Yes. Sort of. My argument is there's too many % modifiers in the game.
@ Maiden666
Depends on map size. I said Drath tech. Key is to get a couple of techs the AI ISN'T able to get early. Combine that with the galactic bazaar (which you can build early if you start with the trade superpower) and its very easy to bribe everyone to war.
You rushbuy that wonder with Mitosoft after the initial expansion phase is over. (the one where you only pay a fraction of the usual rush-buy cost, while paying a loan for a very long time).
With War Profiteering, the only challenge is to see if you have the stamina to rushbuy so you can stay under 1000,000 credits by the time you win the game. Tax rate was set at 0% for most of the game so I could burn through more money. I won by being evil and influence starbase/mind controlling everyone. AI couldn't do a thing because they were too busy getting bribed to fight one another.
I understand the AI is braindead. Thus: make the game easier for the braindead AI to take advantage of.
Exponential growth KILLS braindead computers.
Oh I don't doubt that - no need really for extra gimmicks to instigate wars, just take a look at the MMR & always bribe strong AIs to attack weak AIs of different alignment or close territorial proximity. It's even more easy with SuperDiplomat because that SA acts likewise as the Bazaar (a +50% increase in value of your offering [which beforeahead gets multiplied by the discrepancy in the diplomacy ratings - which is the reason why both Bazaar & SD is OP] and SD is even additive to the Bazaar bonus.
Nevertheless, what you did is simply creating a setup which did maximize the power of your strategy:
- Multiple AIs to increase Profiteering & have the AI being preoccupied with each other
- Influence War to not handicap your Profiteering
- Taxes 0% to have best population growth = more influence
- Evil MMC = insta flips
Of course this works very well, even against suicidal AI. But just change a single increment - eg. play against a single AI w/o Minors - it won't work anymore at all...
Yes, but that's the only case it won't work on.
If it's 1v1, I guess Super Annihilator and rush them down.
I think you're going to like this:
Annihilator works very well also on maximum enemies (incl. Minors). Just keep distances low in terms of galaxy size... and your own speed + weapons-rating as high as possible.

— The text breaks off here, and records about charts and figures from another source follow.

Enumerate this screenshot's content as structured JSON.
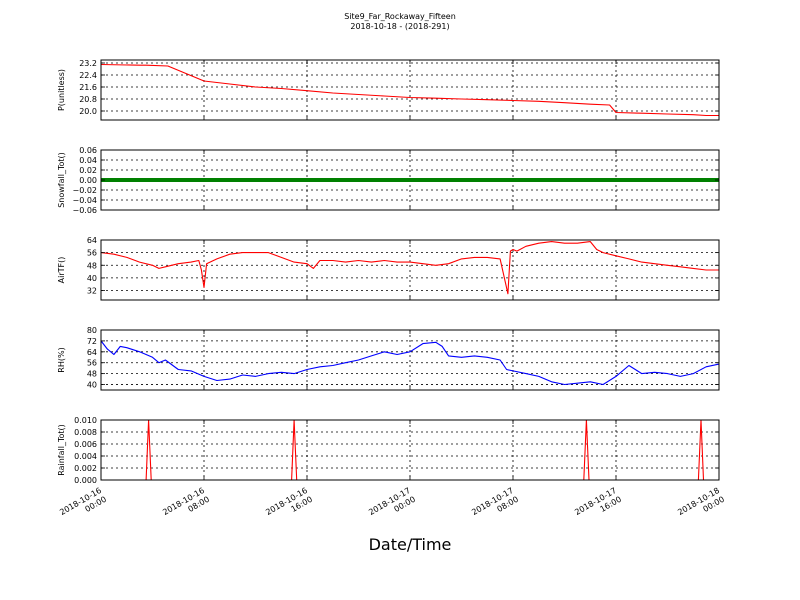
{
  "figure": {
    "title_line1": "Site9_Far_Rockaway_Fifteen",
    "title_line2": "2018-10-18 - (2018-291)",
    "xlabel": "Date/Time"
  },
  "chart_data": [
    {
      "type": "line",
      "ylabel": "P(unitless)",
      "color": "#ff0000",
      "ylim": [
        19.4,
        23.4
      ],
      "yticks": [
        20.0,
        20.8,
        21.6,
        22.4,
        23.2
      ],
      "ytick_labels": [
        "20.0",
        "20.8",
        "21.6",
        "22.4",
        "23.2"
      ],
      "grid": true,
      "x_hours": [
        0,
        3,
        3.5,
        5.2,
        8,
        10,
        12,
        14,
        16,
        18,
        20,
        22,
        24,
        26,
        28,
        30,
        32,
        34,
        36,
        38,
        39.5,
        40,
        42,
        44,
        46,
        47,
        48
      ],
      "y": [
        23.1,
        23.05,
        23.05,
        23.0,
        22.0,
        21.8,
        21.6,
        21.5,
        21.35,
        21.2,
        21.1,
        21.0,
        20.9,
        20.85,
        20.8,
        20.75,
        20.7,
        20.65,
        20.55,
        20.45,
        20.4,
        19.9,
        19.85,
        19.8,
        19.75,
        19.7,
        19.7
      ]
    },
    {
      "type": "scatter",
      "ylabel": "Snowfall_Tot()",
      "color": "#008000",
      "ylim": [
        -0.06,
        0.06
      ],
      "yticks": [
        -0.06,
        -0.04,
        -0.02,
        0.0,
        0.02,
        0.04,
        0.06
      ],
      "ytick_labels": [
        "−0.06",
        "−0.04",
        "−0.02",
        "0.00",
        "0.02",
        "0.04",
        "0.06"
      ],
      "grid": true,
      "x_hours": [
        0,
        48
      ],
      "y_constant": 0.0
    },
    {
      "type": "line",
      "ylabel": "AirTF()",
      "color": "#ff0000",
      "ylim": [
        26,
        64
      ],
      "yticks": [
        32,
        40,
        48,
        56,
        64
      ],
      "ytick_labels": [
        "32",
        "40",
        "48",
        "56",
        "64"
      ],
      "grid": true,
      "x_hours": [
        0,
        1,
        2,
        3,
        4,
        4.5,
        5,
        6,
        7,
        7.6,
        7.8,
        8,
        8.2,
        9,
        10,
        11,
        12,
        13,
        14,
        15,
        16,
        16.5,
        17,
        18,
        19,
        20,
        21,
        22,
        23,
        24,
        25,
        26,
        27,
        28,
        29,
        30,
        31,
        31.6,
        31.8,
        32,
        32.3,
        33,
        34,
        35,
        36,
        37,
        38,
        38.5,
        39,
        40,
        41,
        42,
        43,
        44,
        45,
        46,
        47,
        48
      ],
      "y": [
        56,
        55,
        53,
        50,
        48,
        46,
        47,
        49,
        50,
        51,
        45,
        34,
        49,
        52,
        55,
        56,
        56,
        56,
        53,
        50,
        49,
        46,
        51,
        51,
        50,
        51,
        50,
        51,
        50,
        50,
        49,
        48,
        49,
        52,
        53,
        53,
        52,
        30,
        57,
        58,
        57,
        60,
        62,
        63,
        62,
        62,
        63,
        58,
        56,
        54,
        52,
        50,
        49,
        48,
        47,
        46,
        45,
        45
      ]
    },
    {
      "type": "line",
      "ylabel": "RH(%)",
      "color": "#0000ff",
      "ylim": [
        36,
        80
      ],
      "yticks": [
        40,
        48,
        56,
        64,
        72,
        80
      ],
      "ytick_labels": [
        "40",
        "48",
        "56",
        "64",
        "72",
        "80"
      ],
      "grid": true,
      "x_hours": [
        0,
        0.5,
        1,
        1.5,
        2,
        3,
        4,
        4.5,
        5,
        6,
        7,
        8,
        9,
        10,
        11,
        12,
        13,
        14,
        15,
        16,
        17,
        18,
        19,
        20,
        21,
        22,
        23,
        24,
        25,
        26,
        26.5,
        27,
        28,
        29,
        30,
        31,
        31.5,
        32,
        33,
        34,
        35,
        36,
        37,
        38,
        39,
        40,
        41,
        42,
        43,
        44,
        45,
        46,
        47,
        48
      ],
      "y": [
        72,
        66,
        62,
        68,
        67,
        64,
        60,
        56,
        58,
        51,
        50,
        46,
        43,
        44,
        47,
        46,
        48,
        49,
        48,
        51,
        53,
        54,
        56,
        58,
        61,
        64,
        62,
        64,
        70,
        71,
        68,
        61,
        60,
        61,
        60,
        58,
        51,
        50,
        48,
        46,
        42,
        40,
        41,
        42,
        40,
        46,
        54,
        48,
        49,
        48,
        46,
        48,
        53,
        55
      ]
    },
    {
      "type": "line",
      "ylabel": "Rainfall_Tot()",
      "color": "#ff0000",
      "ylim": [
        0,
        0.01
      ],
      "yticks": [
        0.0,
        0.002,
        0.004,
        0.006,
        0.008,
        0.01
      ],
      "ytick_labels": [
        "0.000",
        "0.002",
        "0.004",
        "0.006",
        "0.008",
        "0.010"
      ],
      "grid": true,
      "x_hours": [
        0,
        3.5,
        3.7,
        3.9,
        14.8,
        15,
        15.2,
        37.5,
        37.7,
        37.9,
        46.4,
        46.6,
        46.8,
        48
      ],
      "y": [
        0,
        0,
        0.01,
        0,
        0,
        0.01,
        0,
        0,
        0.01,
        0,
        0,
        0.01,
        0,
        0
      ]
    }
  ],
  "x_axis": {
    "tick_hours": [
      0,
      8,
      16,
      24,
      32,
      40,
      48
    ],
    "tick_labels": [
      [
        "2018-10-16",
        "00:00"
      ],
      [
        "2018-10-16",
        "08:00"
      ],
      [
        "2018-10-16",
        "16:00"
      ],
      [
        "2018-10-17",
        "00:00"
      ],
      [
        "2018-10-17",
        "08:00"
      ],
      [
        "2018-10-17",
        "16:00"
      ],
      [
        "2018-10-18",
        "00:00"
      ]
    ]
  }
}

The number of ships you get from a war-declaration is based on your current military rating - although only 1 proc every turn. Imagine to declare war EVERY turn on someone, just to get free ships, and an increasingly skyrocketing military rating. Which will make the AI gladly accept your peace-offering, just followed by another war-declaration. You can repeat this 3 times for any available opponents, until they don't trust you anymore. Which is irrelevant at that point because you already have HUNDREDS of ships in space when everybody is still just in the midst of the colony rush - which you can easily prevent - amongst other things.
Just try it out. You'll see that at that point where your War Profiteering game began to start rolling you already finished everybody off with Dominator - IF the setup is right
Maiden wasn't the Korath your favorite for awhile before the Yor was.
Yor + Thalan - most unique techtrees and Hard to play as you're handicapped in several regions (Diplo, Influence, Growth/Farms etc)
Too bad we can't test this on multiplayer. See which strat is the best.